TO BUY OR TO RESCUE? Wherever you get your German Shepherd from, there are some very simple rules to follow:

  • Never buy a dog from an advert where more than one breed is advertised, as it is very likely that the advertiser is breeding unscrupulously, purely for financial gain
  • Never buy from an advert where an individual is selling or giving up their dog due to a change in circumstances unless you are sure they will allow you several visits and will take the dog back should there be a problem.
  • Unfortunately, the reality is that many people use this form of advertising to offload a ‘difficult’ dog, with problems usually of their own making
  • Never buy from a pet shop as these are outlets for ‘puppy farms’, again unscrupulous breeders whose only interest is in money and not the welfare of the dogs
  • Never buy a dog on an impulse – for example, from the man down the pub who has to sell his dog

How to choose the right Breeder for German Shepherd

  • The breeder should allow you to see mom with her litter of pups. This is very important, and you should never buy a puppy from anywhere you are not allowed to meet mum, whatever reason they give.
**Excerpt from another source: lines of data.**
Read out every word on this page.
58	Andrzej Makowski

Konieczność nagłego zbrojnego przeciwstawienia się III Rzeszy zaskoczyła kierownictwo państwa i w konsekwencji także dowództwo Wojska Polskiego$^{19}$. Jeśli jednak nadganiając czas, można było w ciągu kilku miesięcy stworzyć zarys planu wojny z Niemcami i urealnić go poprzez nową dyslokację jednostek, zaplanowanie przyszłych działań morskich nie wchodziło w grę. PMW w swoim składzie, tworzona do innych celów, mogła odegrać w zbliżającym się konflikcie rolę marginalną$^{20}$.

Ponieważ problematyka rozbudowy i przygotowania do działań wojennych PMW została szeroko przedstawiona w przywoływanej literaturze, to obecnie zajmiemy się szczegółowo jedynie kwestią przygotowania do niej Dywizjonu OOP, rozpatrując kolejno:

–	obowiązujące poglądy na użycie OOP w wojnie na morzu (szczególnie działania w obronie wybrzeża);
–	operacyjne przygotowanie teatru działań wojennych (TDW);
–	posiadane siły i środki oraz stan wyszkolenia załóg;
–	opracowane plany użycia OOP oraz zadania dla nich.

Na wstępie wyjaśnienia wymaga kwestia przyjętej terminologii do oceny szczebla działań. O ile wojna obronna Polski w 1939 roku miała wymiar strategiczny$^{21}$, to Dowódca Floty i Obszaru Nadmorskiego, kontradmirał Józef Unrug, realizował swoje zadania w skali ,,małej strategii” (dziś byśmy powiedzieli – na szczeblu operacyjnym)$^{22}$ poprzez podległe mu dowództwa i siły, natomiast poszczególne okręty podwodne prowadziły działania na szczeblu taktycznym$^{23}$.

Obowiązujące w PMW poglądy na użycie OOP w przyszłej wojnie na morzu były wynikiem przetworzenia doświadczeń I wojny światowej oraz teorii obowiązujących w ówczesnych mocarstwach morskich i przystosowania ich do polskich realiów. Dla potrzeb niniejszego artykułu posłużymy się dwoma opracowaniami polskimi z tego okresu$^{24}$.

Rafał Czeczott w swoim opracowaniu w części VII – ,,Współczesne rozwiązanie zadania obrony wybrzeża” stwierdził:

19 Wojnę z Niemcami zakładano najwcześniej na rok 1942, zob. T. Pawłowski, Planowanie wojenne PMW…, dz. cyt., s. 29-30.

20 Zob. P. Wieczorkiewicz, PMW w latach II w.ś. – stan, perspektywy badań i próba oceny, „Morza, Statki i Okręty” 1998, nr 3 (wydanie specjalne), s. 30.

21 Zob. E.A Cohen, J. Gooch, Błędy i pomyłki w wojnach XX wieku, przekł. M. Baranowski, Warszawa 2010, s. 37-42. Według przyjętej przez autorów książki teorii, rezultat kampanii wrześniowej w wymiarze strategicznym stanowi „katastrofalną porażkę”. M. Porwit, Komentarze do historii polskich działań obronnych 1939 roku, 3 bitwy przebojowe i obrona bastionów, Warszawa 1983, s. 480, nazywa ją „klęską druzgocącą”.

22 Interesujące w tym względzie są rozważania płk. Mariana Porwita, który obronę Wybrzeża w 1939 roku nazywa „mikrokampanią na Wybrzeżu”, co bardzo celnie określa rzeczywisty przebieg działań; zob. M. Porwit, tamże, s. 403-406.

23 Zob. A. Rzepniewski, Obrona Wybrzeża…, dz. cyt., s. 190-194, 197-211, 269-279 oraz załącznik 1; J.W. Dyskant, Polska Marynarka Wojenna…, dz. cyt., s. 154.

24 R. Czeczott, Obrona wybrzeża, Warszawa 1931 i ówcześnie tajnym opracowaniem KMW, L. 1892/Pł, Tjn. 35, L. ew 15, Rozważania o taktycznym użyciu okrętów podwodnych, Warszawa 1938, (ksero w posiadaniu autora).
Seeing the mother and assessing her temperament will give you an idea of how the pups should be in terms of temperament, size, and characteristics
  • If dad is also owned by the same breeder, you should ask to meet him. This is not always possible, as stud dogs are not always owned by the same person. However, breeders of good repute will be happy to show off one or both parents
  • Ideally, pups should have been raised in the home of the person selling them, rather than in a kennel or barn, otherwise, they cannot have had enough experience of everyday life or contact with people and the domestic environment
  • You should be allowed to handle and meet the whole litter rather than just being shown the pup that may be intended for you. This allows you to assess your pup against its siblings in terms of size, characteristics, and confidence. This is also a good test of mum’s temperament as she should be happy to allow visitors to handle her pups and not be worried when you pick them up and play with them
  • Visiting a number of times should also be welcomed by a breeder – though remember that too many visits can become an inconvenience
  • Ask the breeder for a copy of their contract of sale. A reputable breeder will provide this, and it should include details of both the breeder’s and your responsibilities to the puppy. It should also list any Kennel Club endorsements (restrictions) that have been placed on the pup’s record, and under what conditions they may be prepared to remove them. Such endorsements may include that your puppy is not for breeding, or not for export
  • Take time to chat with the breeder about vaccinations, microchipping, worming, flea treatments, feeding, and exercise. Written advice on all of this should be supplied by the breeder, but it is good to go through it to ensure you are totally clear on when and if pup may need his next vaccination
  • The breeder should also provide you with a pedigree detailing your pup’s ancestry; this can be handwritten or printed from the breeder, or an official one from the Kennel Club
  • Breeders should also supply copies of any additional health certificates held for mum and dad. German Shepherds are prone to a number of hereditary diseases and it is important you are aware of these conditions so know the right questions to ask. Nowadays some dogs are also DNA tested for certain conditions
  • Ask at what age you can take your puppy home. The ideal age is eight weeks, but many breeders will let you take pup home from six weeks. A pup should never leave its mother or siblings any younger than this.


It’s always a good to go for german shepherd provided proper time, space and adaptability towards the breed. please do proper research on the breed and food habits and go ahead.